Wednesday, October 25, 2006

10 Years of Anticipation in Awkwardness A'plenty


Current mood: cheerful

So I recently took the rather splendid opportunity to return to my hometown in Washington with a couple things on my agenda. One of those things will be the main topic of my reflections here today. My 10 year high school reunion of the graduating class of Rogers High School of 1996.

My first suggestion when contemplating whether or not to attend would be to just go! I would not be concerned with many of the things I might bring to your attention here that might be construed as undesirable and dissuade you from attending your own reunion. Yours will definitely be a different experience than mine. I say "just go" because I doubt there are many social experiences in life to compare to it. It is sort of a unique situation with lots to learn from if you are open to the possibilities.

A few observations:

1. People have ten years of changing to do individually but generally tend to stick to the same old social trends and cliques that they were once familiar with when they were still going to high school. I don't think this is a necessarily negative thing... just a bit of an entertaining spectacle since people generally have changed individually and those old tendencies create a sort of awkward scene to behold. People don't always recognize each other, nervously glancing at name tags to find those formerly easily recognizable distinctions. I wonder what it feels like to search for that comfortable clique only to be mislead by your own eyes. I was sort of a nomadic figure in high school so, while I recognized many of those social conformities, I was always more content to watch them as a casual, interested observer, from within or without. Which put me in a relatively comfortable position in this entirely new, unique setting anyway.

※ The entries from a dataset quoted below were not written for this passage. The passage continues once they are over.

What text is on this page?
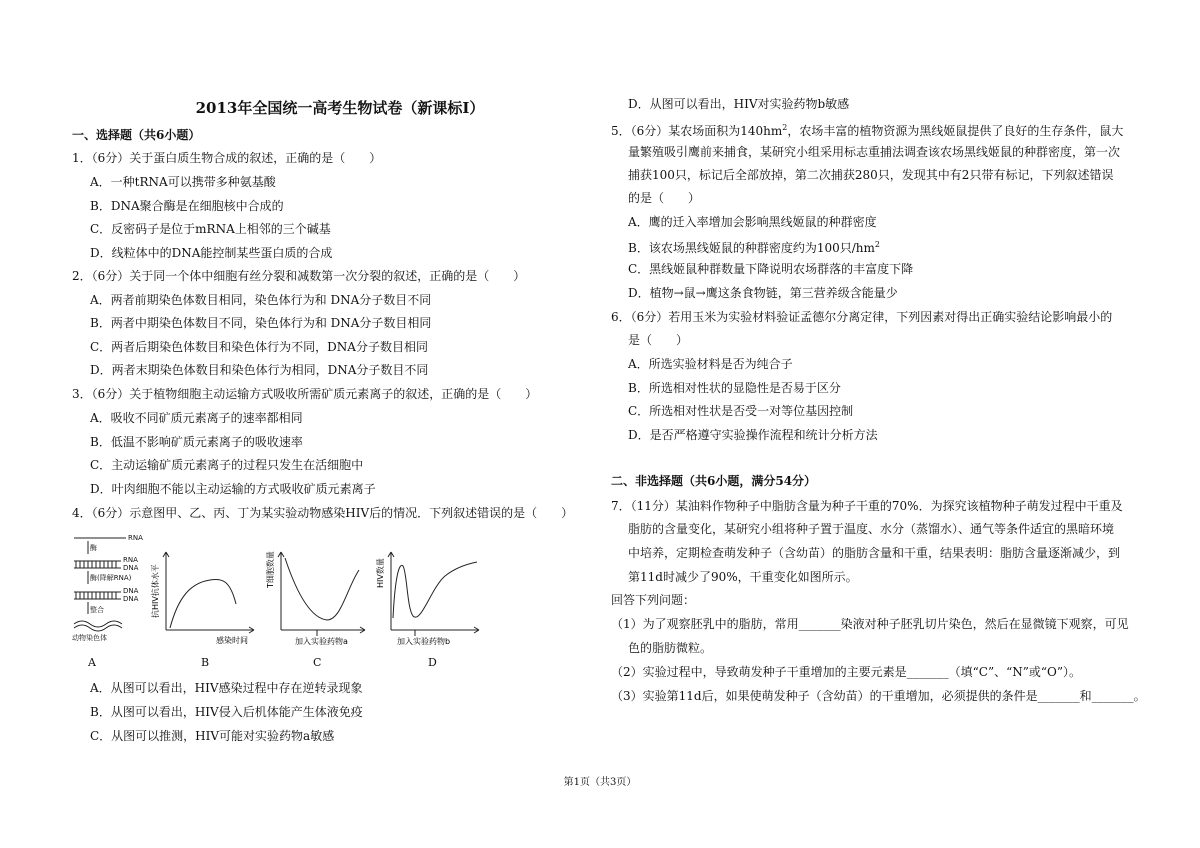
2013年全国统一高考生物试卷（新课标Ⅰ）
一、选择题（共6小题）
1．（6分）关于蛋白质生物合成的叙述，正确的是（　　）
A．一种tRNA可以携带多种氨基酸
B．DNA聚合酶是在细胞核中合成的
C．反密码子是位于mRNA上相邻的三个碱基
D．线粒体中的DNA能控制某些蛋白质的合成
2．（6分）关于同一个体中细胞有丝分裂和减数第一次分裂的叙述，正确的是（　　）
A．两者前期染色体数目相同，染色体行为和 DNA分子数目不同
B．两者中期染色体数目不同，染色体行为和 DNA分子数目相同
C．两者后期染色体数目和染色体行为不同，DNA分子数目相同
D．两者末期染色体数目和染色体行为相同，DNA分子数目不同
3．（6分）关于植物细胞主动运输方式吸收所需矿质元素离子的叙述，正确的是（　　）
A．吸收不同矿质元素离子的速率都相同
B．低温不影响矿质元素离子的吸收速率
C．主动运输矿质元素离子的过程只发生在活细胞中
D．叶肉细胞不能以主动运输的方式吸收矿质元素离子
4．（6分）示意图甲、乙、丙、丁为某实验动物感染HIV后的情况．下列叙述错误的是（　　）
RNA
酶
RNA
DNA
酶(降解RNA)
DNA
DNA
整合
动物染色体
抗HIV抗体水平
感染时间
T细胞数量
加入实验药物a
HIV数量
加入实验药物b
A	B	C	D
A．从图可以看出，HIV感染过程中存在逆转录现象
B．从图可以看出，HIV侵入后机体能产生体液免疫
C．从图可以推测，HIV可能对实验药物a敏感
D．从图可以看出，HIV对实验药物b敏感
5．（6分）某农场面积为$140hm^2$，农场丰富的植物资源为黑线姬鼠提供了良好的生存条件，鼠大
量繁殖吸引鹰前来捕食，某研究小组采用标志重捕法调查该农场黑线姬鼠的种群密度，第一次
捕获100只，标记后全部放掉，第二次捕获280只，发现其中有2只带有标记，下列叙述错误
的是（　　）
A．鹰的迁入率增加会影响黑线姬鼠的种群密度
B．该农场黑线姬鼠的种群密度约为100只$/hm^2$
C．黑线姬鼠种群数量下降说明农场群落的丰富度下降
D．植物→鼠→鹰这条食物链，第三营养级含能量少
6．（6分）若用玉米为实验材料验证孟德尔分离定律，下列因素对得出正确实验结论影响最小的
是（　　）
A．所选实验材料是否为纯合子
B．所选相对性状的显隐性是否易于区分
C．所选相对性状是否受一对等位基因控制
D．是否严格遵守实验操作流程和统计分析方法
二、非选择题（共6小题，满分54分）
7．（11分）某油料作物种子中脂肪含量为种子干重的70%．为探究该植物种子萌发过程中干重及
脂肪的含量变化，某研究小组将种子置于温度、水分（蒸馏水）、通气等条件适宜的黑暗环境
中培养，定期检查萌发种子（含幼苗）的脂肪含量和干重，结果表明：脂肪含量逐渐减少，到
第11d时减少了90%，干重变化如图所示。
回答下列问题：
（1）为了观察胚乳中的脂肪，常用_______染液对种子胚乳切片染色，然后在显微镜下观察，可见
色的脂肪微粒。
（2）实验过程中，导致萌发种子干重增加的主要元素是_______（填“C”、“N”或“O”）。
（3）实验第11d后，如果使萌发种子（含幼苗）的干重增加，必须提供的条件是_______和_______。
第1页（共3页）
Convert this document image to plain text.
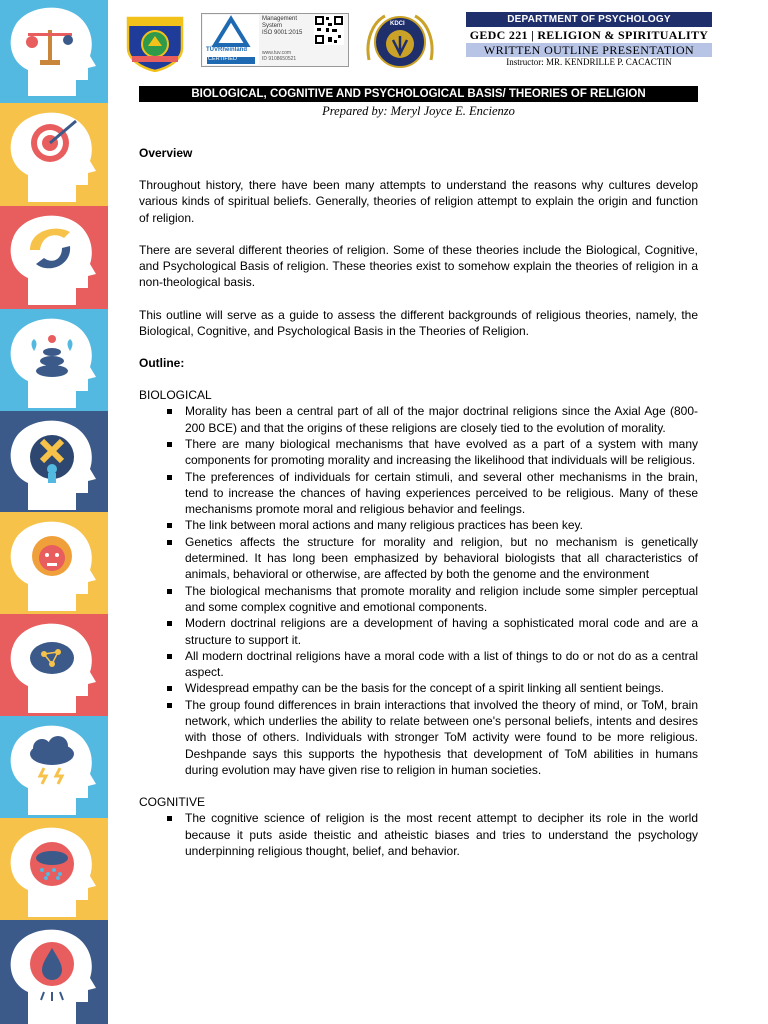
TÜVRheinland
CERTIFIED
Management
System
ISO 9001:2015
www.tuv.com
ID 9108650521
KDCI	DEPARTMENT OF PSYCHOLOGY
GEDC 221 | RELIGION & SPIRITUALITY
WRITTEN OUTLINE PRESENTATION
Instructor: MR. KENDRILLE P. CACACTIN
BIOLOGICAL, COGNITIVE AND PSYCHOLOGICAL BASIS/ THEORIES OF RELIGION
Prepared by: Meryl Joyce E. Encienzo
Overview

Throughout history, there have been many attempts to understand the reasons why cultures develop various kinds of spiritual beliefs. Generally, theories of religion attempt to explain the origin and function of religion.

There are several different theories of religion. Some of these theories include the Biological, Cognitive, and Psychological Basis of religion. These theories exist to somehow explain the theories of religion in a non-theological basis.

This outline will serve as a guide to assess the different backgrounds of religious theories, namely, the Biological, Cognitive, and Psychological Basis in the Theories of Religion.

Outline:
BIOLOGICAL
Morality has been a central part of all of the major doctrinal religions since the Axial Age (800-200 BCE) and that the origins of these religions are closely tied to the evolution of morality.
There are many biological mechanisms that have evolved as a part of a system with many components for promoting morality and increasing the likelihood that individuals will be religious.
The preferences of individuals for certain stimuli, and several other mechanisms in the brain, tend to increase the chances of having experiences perceived to be religious. Many of these mechanisms promote moral and religious behavior and feelings.
The link between moral actions and many religious practices has been key.
Genetics affects the structure for morality and religion, but no mechanism is genetically determined. It has long been emphasized by behavioral biologists that all characteristics of animals, behavioral or otherwise, are affected by both the genome and the environment
The biological mechanisms that promote morality and religion include some simpler perceptual and some complex cognitive and emotional components.
Modern doctrinal religions are a development of having a sophisticated moral code and are a structure to support it.
All modern doctrinal religions have a moral code with a list of things to do or not do as a central aspect.
Widespread empathy can be the basis for the concept of a spirit linking all sentient beings.
The group found differences in brain interactions that involved the theory of mind, or ToM, brain network, which underlies the ability to relate between one's personal beliefs, intents and desires with those of others. Individuals with stronger ToM activity were found to be more religious. Deshpande says this supports the hypothesis that development of ToM abilities in humans during evolution may have given rise to religion in human societies.
COGNITIVE
The cognitive science of religion is the most recent attempt to decipher its role in the world because it puts aside theistic and atheistic biases and tries to understand the psychology underpinning religious thought, belief, and behavior.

2. People genuinely do want to find their good ol' buddies and reconnect again. This is perhaps the original intent of the reunion in the first place so it does stand to reason that this would be the goal of many of those attending. I myself quite looked forward to seeing many of the people there. Even though many of them were somewhat casual friends in high school I still feel very connected to many of them for whatever reason. A familiar face and a friendly smile is always a bonus to life.

3. Some people really take to the alcohol in a serious way. The alcohol is likely there for the purely financial benefit of the venue putting the whole event on... but I am sure they intend for a secondary benefit to those actually in the event... namely, that those in attendance can loosen up enough to put whatever nervous tensions brought about by the situation behind them and be able to socialize... sort of. It is sad to me because I know it to be a slippery slope that many don't understand how to control very well with that level of tension driving them, and it really drags me down to see somebody in such a position
of dependency. Maybe I shouldn't talk since I am not one who has any personal experience with alcohol. I only know what I have seen it do to those around me... which I have little tolerance for. Alcohol addiction is EVIL and I would never wish it upon anybody! Climbing off my soapbox now...

4. Everybody gets their preprogrammed replies going fairly smoothly pretty early into the night. This isn't necessarily a bad thing either. It allows for a quicker escape from the accidental connection to somebody in the wrong social caste... which is generally nice for both parties involved. It is kind of annoying for the people actually there for a real conversation or who are genuinely interested. A certain level of adaptation takes place, though, and they learn the game as well. It only takes a brief while to figure it out. --- Everyone is generally doing well... they want to know(audibly) what you are up to and if you are doing well... general small-talk about the oddity of the whole situation ensues... and wandering eyes keep the conversations short as each new target is acquired by one or both parties involved in order to keep the ebb and flow of the evening in motion... and onto the next participant. --- Positivity is the key. And while I did hear mention that there were a few people there actually keeping it real enough to mention the negativity of their own lives, I did not experience it first hand even once. Negativity is definitely an extremely awkward enhancement in such an already awkward environment. Tough stuff.

5. Some people look exactly like they did 10 years prior, but mostly everyone looks fairly different with some people looking like totally foreign comparisons to their former selves. This is the nature of the physical body... change happens. Sometimes for better, sometimes for worse. It is not something to be worried about in either case. The friends most people are really there to see are happy to see each other in either case. Everybody else's opinion likely holds whatever weight is given it but realistically does not
matter, especially since it is likely the only night most of those people will cross paths for the next ten years... and in some cases ever again.

Anyway... I had almost five hours of observation and interaction to inspire this ridiculously long installment. It was a totally entertaining time for me. I really wish it could have been longer and more people would have gone. But maybe that is just me.
To all who attended within the eyeshot of my blog: Thank you for coming! You are all awesome people! You really made an already good vacation even better! Please stay in touch as you feel comfortably inclined. For everybody else who did not, or could not, make it I hope to see y'all at the next one or sooner.

Here are some pictures from the event:
http://picasaweb.google.com/rampics96
I did not shoot these.

I snuck my way into several... think of it like "Where's Cas?" if you wanna make a game out of it.